Roberta is the sort of hostess eager to engage her guests: When she and I discovered our shared interest in writing, she gifted me a poetry collection compiled by a group of female writers in Maine that included herself.
And Roberta’s professional life is nearly as fascinating as her personal journey: She taught English at the University of Maine. She hosted a radio program on NPR, interviewing people who had made drastic career changes. She served as program director of the Maine Holocaust Human Rights Center, developing K-12 curriculums. And she received a grant from the Maine Arts Commission to study the art, music, and literature of pre-Holocaust Eastern Europe to understand the cultural riches lost during the Shoah—an endeavor that had her collaborating with humanities experts such as the granddaughter of famed Yiddishist Shalom Aleichem.
For Roberta and her family, the pandemic was a natural time to segue from running a B&B to a less labor-intensive form of hospitality: Shore Path Cottage, which sleeps up to 18, is now available for weekly rentals, as is a smaller house on the property that can fit seven. While the lavish kosher repast I remember is no longer offered, kosher utensils are provided for religious renters.
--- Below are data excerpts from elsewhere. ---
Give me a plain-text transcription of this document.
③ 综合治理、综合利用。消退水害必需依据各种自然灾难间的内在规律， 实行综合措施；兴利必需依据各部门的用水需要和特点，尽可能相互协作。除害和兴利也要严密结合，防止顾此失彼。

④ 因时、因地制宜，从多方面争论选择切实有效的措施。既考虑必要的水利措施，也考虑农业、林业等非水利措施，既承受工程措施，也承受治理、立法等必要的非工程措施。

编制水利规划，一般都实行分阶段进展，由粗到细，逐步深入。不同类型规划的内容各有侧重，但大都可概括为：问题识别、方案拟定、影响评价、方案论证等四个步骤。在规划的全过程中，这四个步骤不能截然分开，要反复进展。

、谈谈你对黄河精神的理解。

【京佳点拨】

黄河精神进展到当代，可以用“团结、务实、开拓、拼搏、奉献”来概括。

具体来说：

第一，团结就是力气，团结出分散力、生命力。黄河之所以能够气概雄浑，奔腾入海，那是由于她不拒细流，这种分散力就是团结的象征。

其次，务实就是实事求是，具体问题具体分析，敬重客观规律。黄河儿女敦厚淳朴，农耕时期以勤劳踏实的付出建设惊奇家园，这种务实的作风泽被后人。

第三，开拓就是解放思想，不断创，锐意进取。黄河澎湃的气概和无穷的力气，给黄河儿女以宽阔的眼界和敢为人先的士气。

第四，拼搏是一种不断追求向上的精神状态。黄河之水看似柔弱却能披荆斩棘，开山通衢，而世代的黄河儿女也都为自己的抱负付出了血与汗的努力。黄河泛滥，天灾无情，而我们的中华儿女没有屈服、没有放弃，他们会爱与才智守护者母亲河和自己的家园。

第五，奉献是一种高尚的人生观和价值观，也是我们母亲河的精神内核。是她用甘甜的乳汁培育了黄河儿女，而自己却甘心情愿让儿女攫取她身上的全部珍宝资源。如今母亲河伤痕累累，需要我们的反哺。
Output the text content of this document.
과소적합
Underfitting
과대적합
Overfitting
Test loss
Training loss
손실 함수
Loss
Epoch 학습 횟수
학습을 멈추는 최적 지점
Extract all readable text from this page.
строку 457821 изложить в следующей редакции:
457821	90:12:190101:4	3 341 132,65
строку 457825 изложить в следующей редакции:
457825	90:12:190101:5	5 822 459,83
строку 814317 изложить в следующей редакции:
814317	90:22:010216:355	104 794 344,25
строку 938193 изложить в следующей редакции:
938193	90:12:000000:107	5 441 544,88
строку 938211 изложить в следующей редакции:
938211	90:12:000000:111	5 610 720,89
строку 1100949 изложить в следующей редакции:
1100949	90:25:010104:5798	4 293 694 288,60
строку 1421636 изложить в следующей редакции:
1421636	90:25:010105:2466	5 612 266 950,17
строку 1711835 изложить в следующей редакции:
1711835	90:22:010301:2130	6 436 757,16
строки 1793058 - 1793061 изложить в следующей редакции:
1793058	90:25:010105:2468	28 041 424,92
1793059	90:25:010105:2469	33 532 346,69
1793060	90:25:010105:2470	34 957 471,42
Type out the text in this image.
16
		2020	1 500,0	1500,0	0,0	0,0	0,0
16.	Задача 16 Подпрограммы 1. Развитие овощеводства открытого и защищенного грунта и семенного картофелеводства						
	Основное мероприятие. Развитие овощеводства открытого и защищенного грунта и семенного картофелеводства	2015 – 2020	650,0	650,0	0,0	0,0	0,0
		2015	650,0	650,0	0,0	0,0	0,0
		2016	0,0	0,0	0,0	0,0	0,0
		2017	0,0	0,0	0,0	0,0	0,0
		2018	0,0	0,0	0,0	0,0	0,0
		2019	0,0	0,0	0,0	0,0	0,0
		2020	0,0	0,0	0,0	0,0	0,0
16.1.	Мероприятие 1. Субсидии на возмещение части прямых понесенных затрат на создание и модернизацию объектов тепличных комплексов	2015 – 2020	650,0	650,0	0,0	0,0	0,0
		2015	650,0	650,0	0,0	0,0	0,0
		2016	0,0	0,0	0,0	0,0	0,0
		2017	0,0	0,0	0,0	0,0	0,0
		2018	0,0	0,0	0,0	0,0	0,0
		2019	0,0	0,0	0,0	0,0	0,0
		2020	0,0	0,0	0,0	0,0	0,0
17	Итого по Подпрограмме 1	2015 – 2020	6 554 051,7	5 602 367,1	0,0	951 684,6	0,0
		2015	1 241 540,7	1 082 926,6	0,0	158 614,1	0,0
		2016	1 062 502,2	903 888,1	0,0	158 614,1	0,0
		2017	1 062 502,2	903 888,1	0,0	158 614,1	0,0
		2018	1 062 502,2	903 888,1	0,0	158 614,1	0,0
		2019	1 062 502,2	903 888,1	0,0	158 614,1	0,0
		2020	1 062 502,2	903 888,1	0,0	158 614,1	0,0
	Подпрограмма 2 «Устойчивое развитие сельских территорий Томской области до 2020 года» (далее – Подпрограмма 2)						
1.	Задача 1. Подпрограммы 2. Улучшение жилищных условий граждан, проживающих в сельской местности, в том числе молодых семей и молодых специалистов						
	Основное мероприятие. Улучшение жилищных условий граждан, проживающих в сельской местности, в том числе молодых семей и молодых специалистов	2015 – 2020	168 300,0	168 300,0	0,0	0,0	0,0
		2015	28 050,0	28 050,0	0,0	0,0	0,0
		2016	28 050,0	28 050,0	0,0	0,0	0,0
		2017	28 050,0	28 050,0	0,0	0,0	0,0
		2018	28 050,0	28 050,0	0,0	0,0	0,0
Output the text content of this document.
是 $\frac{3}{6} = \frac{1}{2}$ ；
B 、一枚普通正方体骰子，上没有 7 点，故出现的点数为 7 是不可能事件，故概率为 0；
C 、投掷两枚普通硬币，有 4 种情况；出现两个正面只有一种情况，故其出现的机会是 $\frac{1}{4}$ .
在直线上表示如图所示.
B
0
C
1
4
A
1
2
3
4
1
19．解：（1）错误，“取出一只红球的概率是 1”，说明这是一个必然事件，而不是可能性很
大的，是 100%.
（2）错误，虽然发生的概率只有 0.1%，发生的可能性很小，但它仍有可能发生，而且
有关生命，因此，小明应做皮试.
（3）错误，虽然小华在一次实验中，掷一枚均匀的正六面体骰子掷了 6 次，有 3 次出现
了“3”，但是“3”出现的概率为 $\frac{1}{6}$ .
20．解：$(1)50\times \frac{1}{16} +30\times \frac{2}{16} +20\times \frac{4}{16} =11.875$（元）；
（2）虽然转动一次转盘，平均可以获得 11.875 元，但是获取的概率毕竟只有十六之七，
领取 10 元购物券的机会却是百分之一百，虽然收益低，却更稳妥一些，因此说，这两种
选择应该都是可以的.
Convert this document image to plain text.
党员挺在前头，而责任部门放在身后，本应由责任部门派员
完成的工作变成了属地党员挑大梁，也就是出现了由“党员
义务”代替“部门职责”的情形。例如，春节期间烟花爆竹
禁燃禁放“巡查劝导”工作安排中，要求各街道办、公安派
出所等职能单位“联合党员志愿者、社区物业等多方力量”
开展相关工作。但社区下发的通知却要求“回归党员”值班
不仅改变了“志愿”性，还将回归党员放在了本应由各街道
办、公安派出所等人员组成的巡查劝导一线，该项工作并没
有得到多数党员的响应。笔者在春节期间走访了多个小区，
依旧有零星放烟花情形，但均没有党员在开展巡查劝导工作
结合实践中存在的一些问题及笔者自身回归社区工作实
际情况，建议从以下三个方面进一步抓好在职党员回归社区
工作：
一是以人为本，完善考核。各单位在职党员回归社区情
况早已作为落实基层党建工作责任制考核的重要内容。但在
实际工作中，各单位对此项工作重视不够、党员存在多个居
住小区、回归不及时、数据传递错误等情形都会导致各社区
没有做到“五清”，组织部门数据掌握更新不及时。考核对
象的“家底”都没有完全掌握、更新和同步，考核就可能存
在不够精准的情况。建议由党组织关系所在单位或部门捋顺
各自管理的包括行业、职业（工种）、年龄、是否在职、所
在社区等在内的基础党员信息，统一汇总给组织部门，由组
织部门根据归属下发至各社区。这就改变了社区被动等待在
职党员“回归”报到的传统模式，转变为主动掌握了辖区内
Unsurprisingly, the indefatigable Roberta is still thinking up new projects: Pre-Covid, she had been planning to open a destination cooking school for women at Shore Path with celebrated kosher chef Levana Kirschenbaum. The pandemic forced her to cancel the event, but Roberta has other big ideas.
“My dream is to offer kosher destination weddings, out on our lawn by the ocean,” she says. “That would be incredible.”